For all the traditionalism and tropes that define The Strokes — taut guitars, catchy chords, and an over-the-top rock ‘n’ roll attitude — they too have been a sort of experiment for a new interaction between artists, the public, labels and critics. The explosion of the group in 2001 was propelled by a new millennial generation of rock writers and listeners. A shiny, new “indie” publication called Pitchfork would come, for better or worse, to define this new approach. Reviews became increasingly self-indulgent and personal — this band means something to me; this release is far too mainstream for me; look at all of these references I know. Naturally, music reviews are going to be subjective. Those who tell you a review can be completely techincal are kidding themselves. But this new brand of narcissism was, nevertheless, a sea change, and it was one The Strokes were pulled into gleefully by the culture, the band’s wishes — whatever they might have been — aside. And as it goes, it was in that sea The Strokes drowned, as critics who hailed the band started taking personal offense that they wouldn’t follow in the footsteps of their darling record Kid A.
And yet, despite the disdain, The Strokes have continued to dole out catchy, infectious, lasting singles from one decade to another. The usual complaint — they’re just rehashing the same material — is not necessarily ill-founded; it’s just irrelevant at this point.
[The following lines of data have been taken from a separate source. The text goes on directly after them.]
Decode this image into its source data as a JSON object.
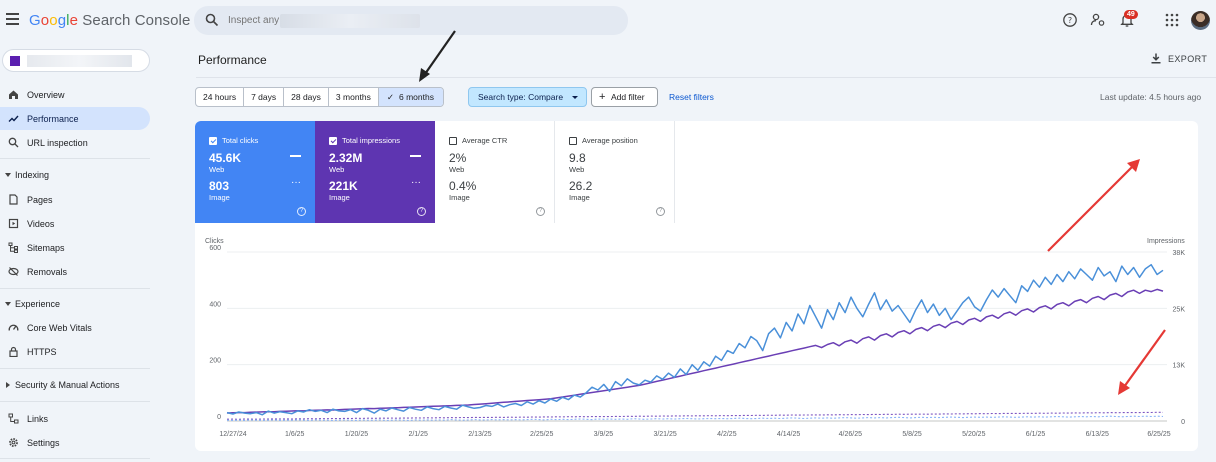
{
  "header": {
    "app_name_parts": [
      "G",
      "o",
      "o",
      "g",
      "l",
      "e"
    ],
    "app_name_rest": " Search Console",
    "search_placeholder": "Inspect any",
    "notification_count": "49"
  },
  "sidebar": {
    "items": [
      {
        "label": "Overview",
        "icon": "home-icon"
      },
      {
        "label": "Performance",
        "icon": "trending-up-icon",
        "active": true
      },
      {
        "label": "URL inspection",
        "icon": "search-icon"
      }
    ],
    "sections": {
      "indexing": {
        "label": "Indexing",
        "items": [
          {
            "label": "Pages",
            "icon": "pages-icon"
          },
          {
            "label": "Videos",
            "icon": "videos-icon"
          },
          {
            "label": "Sitemaps",
            "icon": "sitemap-icon"
          },
          {
            "label": "Removals",
            "icon": "removals-icon"
          }
        ]
      },
      "experience": {
        "label": "Experience",
        "items": [
          {
            "label": "Core Web Vitals",
            "icon": "speed-icon"
          },
          {
            "label": "HTTPS",
            "icon": "lock-icon"
          }
        ]
      },
      "security": {
        "label": "Security & Manual Actions"
      },
      "bottom": [
        {
          "label": "Links",
          "icon": "link-icon"
        },
        {
          "label": "Settings",
          "icon": "gear-icon"
        }
      ]
    }
  },
  "main": {
    "title": "Performance",
    "export_label": "EXPORT",
    "date_ranges": [
      "24 hours",
      "7 days",
      "28 days",
      "3 months",
      "6 months"
    ],
    "selected_range": "6 months",
    "search_type_label": "Search type: Compare",
    "add_filter_label": "Add filter",
    "reset_filters_label": "Reset filters",
    "last_update": "Last update: 4.5 hours ago"
  },
  "metrics": {
    "clicks": {
      "label": "Total clicks",
      "web_value": "45.6K",
      "web_label": "Web",
      "image_value": "803",
      "image_label": "Image",
      "checked": true,
      "color": "#4285f4"
    },
    "impressions": {
      "label": "Total impressions",
      "web_value": "2.32M",
      "web_label": "Web",
      "image_value": "221K",
      "image_label": "Image",
      "checked": true,
      "color": "#5e35b1"
    },
    "ctr": {
      "label": "Average CTR",
      "web_value": "2%",
      "web_label": "Web",
      "image_value": "0.4%",
      "image_label": "Image",
      "checked": false
    },
    "position": {
      "label": "Average position",
      "web_value": "9.8",
      "web_label": "Web",
      "image_value": "26.2",
      "image_label": "Image",
      "checked": false
    }
  },
  "chart_data": {
    "type": "line",
    "left_axis_label": "Clicks",
    "right_axis_label": "Impressions",
    "left_ticks": [
      "0",
      "200",
      "400",
      "600"
    ],
    "right_ticks": [
      "0",
      "13K",
      "25K",
      "38K"
    ],
    "ylim_left": [
      0,
      600
    ],
    "ylim_right": [
      0,
      38000
    ],
    "x_ticks": [
      "12/27/24",
      "1/6/25",
      "1/20/25",
      "2/1/25",
      "2/13/25",
      "2/25/25",
      "3/9/25",
      "3/21/25",
      "4/2/25",
      "4/14/25",
      "4/26/25",
      "5/8/25",
      "5/20/25",
      "6/1/25",
      "6/13/25",
      "6/25/25"
    ],
    "series": [
      {
        "name": "Total clicks (Web)",
        "axis": "left",
        "color": "#4a90d9",
        "style": "solid",
        "values": [
          30,
          25,
          32,
          28,
          26,
          30,
          22,
          35,
          28,
          33,
          30,
          26,
          36,
          32,
          40,
          34,
          38,
          30,
          42,
          36,
          34,
          40,
          30,
          44,
          38,
          28,
          42,
          36,
          46,
          40,
          35,
          48,
          42,
          38,
          50,
          44,
          40,
          52,
          46,
          42,
          56,
          50,
          45,
          48,
          55,
          52,
          60,
          50,
          58,
          62,
          55,
          68,
          60,
          72,
          64,
          78,
          70,
          84,
          76,
          92,
          85,
          100,
          120,
          110,
          130,
          105,
          140,
          125,
          150,
          135,
          128,
          145,
          138,
          160,
          148,
          170,
          155,
          185,
          165,
          200,
          180,
          210,
          195,
          230,
          215,
          250,
          240,
          275,
          260,
          300,
          285,
          250,
          310,
          330,
          295,
          350,
          320,
          380,
          345,
          410,
          370,
          330,
          395,
          360,
          420,
          385,
          440,
          400,
          370,
          415,
          455,
          395,
          430,
          390,
          410,
          380,
          350,
          395,
          430,
          385,
          415,
          375,
          400,
          360,
          390,
          420,
          440,
          405,
          390,
          430,
          465,
          440,
          470,
          445,
          420,
          480,
          460,
          500,
          475,
          510,
          485,
          520,
          495,
          530,
          505,
          540,
          520,
          500,
          545,
          515,
          530,
          495,
          550,
          520,
          545,
          510,
          540,
          555,
          520,
          535
        ]
      },
      {
        "name": "Total clicks (Image)",
        "axis": "left",
        "color": "#8ab4f8",
        "style": "dashed",
        "values": [
          3,
          2,
          3,
          2,
          4,
          3,
          2,
          3,
          4,
          2,
          3,
          3,
          4,
          3,
          2,
          4,
          3,
          3,
          2,
          3,
          4,
          3,
          2,
          4,
          3,
          3,
          4,
          2,
          3,
          4,
          3,
          2,
          4,
          3,
          4,
          3,
          4,
          3,
          5,
          4,
          3,
          4,
          5,
          4,
          4,
          5,
          4,
          5,
          4,
          5,
          4,
          5,
          6,
          5,
          4,
          6,
          5,
          6,
          5,
          6,
          7,
          6,
          5,
          7,
          6,
          7,
          6,
          7,
          6,
          8,
          7,
          6,
          7,
          8,
          7,
          8,
          7,
          8,
          9,
          8,
          7,
          8,
          9,
          8,
          9,
          8,
          9,
          10,
          9,
          8,
          9,
          10,
          9,
          10,
          9,
          10,
          11,
          10,
          9,
          10,
          11,
          10,
          11,
          10,
          11,
          12,
          11,
          10,
          11,
          12,
          11,
          12,
          11,
          12,
          13,
          12,
          11,
          12,
          13,
          12,
          13,
          12,
          13,
          14,
          13,
          12,
          13,
          14,
          13,
          14,
          13,
          14,
          15,
          14,
          13,
          14,
          15,
          14,
          15,
          14,
          15,
          16,
          15,
          14,
          15,
          16,
          15,
          16,
          15,
          16,
          17,
          16,
          15,
          16,
          17,
          16,
          17,
          16,
          17,
          16
        ]
      },
      {
        "name": "Total impressions (Web)",
        "axis": "right",
        "color": "#6a3fb5",
        "style": "solid",
        "values": [
          1800,
          1850,
          1900,
          1880,
          1950,
          2000,
          2050,
          2100,
          2080,
          2150,
          2200,
          2250,
          2300,
          2280,
          2350,
          2400,
          2450,
          2500,
          2480,
          2550,
          2600,
          2650,
          2700,
          2750,
          2800,
          2780,
          2850,
          2900,
          2950,
          3000,
          3050,
          3100,
          3150,
          3200,
          3250,
          3300,
          3350,
          3400,
          3450,
          3500,
          3550,
          3600,
          3700,
          3800,
          3900,
          4000,
          4100,
          4200,
          4300,
          4400,
          4500,
          4600,
          4700,
          4800,
          4900,
          5000,
          5200,
          5400,
          5600,
          5800,
          6000,
          6200,
          6400,
          6600,
          6800,
          7000,
          7200,
          7400,
          7600,
          7800,
          8000,
          8300,
          8600,
          8900,
          9200,
          9500,
          9800,
          10100,
          10400,
          10700,
          11000,
          11300,
          11600,
          11900,
          12200,
          12500,
          12800,
          13100,
          13400,
          13700,
          14000,
          14300,
          14600,
          14900,
          15200,
          15500,
          15800,
          16100,
          16400,
          16700,
          17000,
          16500,
          17200,
          17600,
          16900,
          17800,
          18200,
          17500,
          18500,
          18900,
          18200,
          19200,
          19600,
          18900,
          19900,
          20300,
          19600,
          20600,
          21000,
          20300,
          21300,
          21700,
          21000,
          22000,
          22400,
          21700,
          22700,
          23100,
          22400,
          23400,
          23800,
          23100,
          24100,
          24500,
          23800,
          24800,
          25200,
          24500,
          25500,
          25900,
          25200,
          26200,
          26600,
          25900,
          26900,
          27300,
          26600,
          27600,
          28000,
          27300,
          28300,
          28700,
          28000,
          29000,
          29400,
          28700,
          29400,
          29100,
          29600,
          29200
        ]
      },
      {
        "name": "Total impressions (Image)",
        "axis": "right",
        "color": "#7e57c2",
        "style": "dashed",
        "values": [
          400,
          420,
          380,
          450,
          430,
          410,
          460,
          440,
          470,
          450,
          480,
          460,
          500,
          480,
          520,
          500,
          540,
          520,
          560,
          540,
          580,
          560,
          600,
          580,
          620,
          600,
          640,
          620,
          660,
          640,
          680,
          660,
          700,
          680,
          720,
          700,
          740,
          720,
          760,
          740,
          780,
          760,
          800,
          780,
          820,
          800,
          840,
          820,
          860,
          840,
          880,
          860,
          900,
          880,
          920,
          900,
          940,
          920,
          960,
          940,
          980,
          960,
          1000,
          980,
          1020,
          1000,
          1040,
          1020,
          1060,
          1040,
          1080,
          1060,
          1100,
          1080,
          1120,
          1100,
          1140,
          1120,
          1160,
          1140,
          1180,
          1160,
          1200,
          1180,
          1220,
          1200,
          1240,
          1220,
          1260,
          1240,
          1280,
          1260,
          1300,
          1280,
          1320,
          1300,
          1340,
          1320,
          1360,
          1340,
          1380,
          1360,
          1400,
          1380,
          1420,
          1400,
          1440,
          1420,
          1460,
          1440,
          1480,
          1460,
          1500,
          1480,
          1520,
          1500,
          1540,
          1520,
          1560,
          1540,
          1580,
          1560,
          1600,
          1580,
          1620,
          1600,
          1640,
          1620,
          1660,
          1640,
          1680,
          1660,
          1700,
          1680,
          1720,
          1700,
          1740,
          1720,
          1760,
          1740,
          1780,
          1760,
          1800,
          1780,
          1820,
          1800,
          1840,
          1820,
          1860,
          1840,
          1880,
          1860,
          1900,
          1880,
          1920,
          1900,
          1940,
          1920,
          1960,
          1940
        ]
      }
    ]
  }
}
Fine, none of their material may ever match the beating heart of “Last Nite.” But the relentless pace of “Reptilia,” the shimmering chords of “You Only Live Once,” the pitch perfect “Under Cover of Darkness” and the jittery “One Way Trigger” endure well on their own merits, even if they’re not on a disc titled Is This It.
Accordingly, The Strokes have managed, after much discussion of their fate, to once again create a successful, bouncy, fun release.
It seems part of that success comes from a lesson in brevity. For the most part, The Strokes have always followed this rule, but it’s more obvious on Future Present Past than ever. There are only three new tracks included, with the addition of a remix of single “Oblivius” at the end.
Opener “Drag Queen” jolts the EP into pace with its dark guitar chords, and while a bit overambitious and scattered lyrically, it features a welcome revision of the guitar interplay that admittedly fell off in some of their later records. But it’s the original single here (per usual) that stands head and shoulders above everything else: “Oblivius.” It’s a towering work by the band and could be comfortably asserted as one of their very best in over a decade. The chorus resonates like nothing we’ve heard from the group in a while: “What side are you standing on?” It’s simple, to the point, and beautiful, which is not what would always be associated with Julian Casablancas’ nasally voice.
“Threat of Joy” is a more upbeat take, and it feels straight from Room on Fire – era. It’s less memorable than “Drag Queen” or “Oblivius,” but still a solid track front to back, disregarding the odd opening lines from Casablancas (“Ok / I see how it is now / you don’t have time to play with me anymore”).
The addition of the “Oblivius” remix by Moretti is an unnecessary and inescapably redundant one, but it’s a forgivable misstep given the length of the EP. It shifts the focus, rightly so, towards the single.
Are The Strokes changing the culture with Future Present Past, as they once did? Definitely not. Are they going to win the minds of long-standing detractors? No. But if you want a straightforward, no-frills rock release, you can rely on The Strokes, like you always could.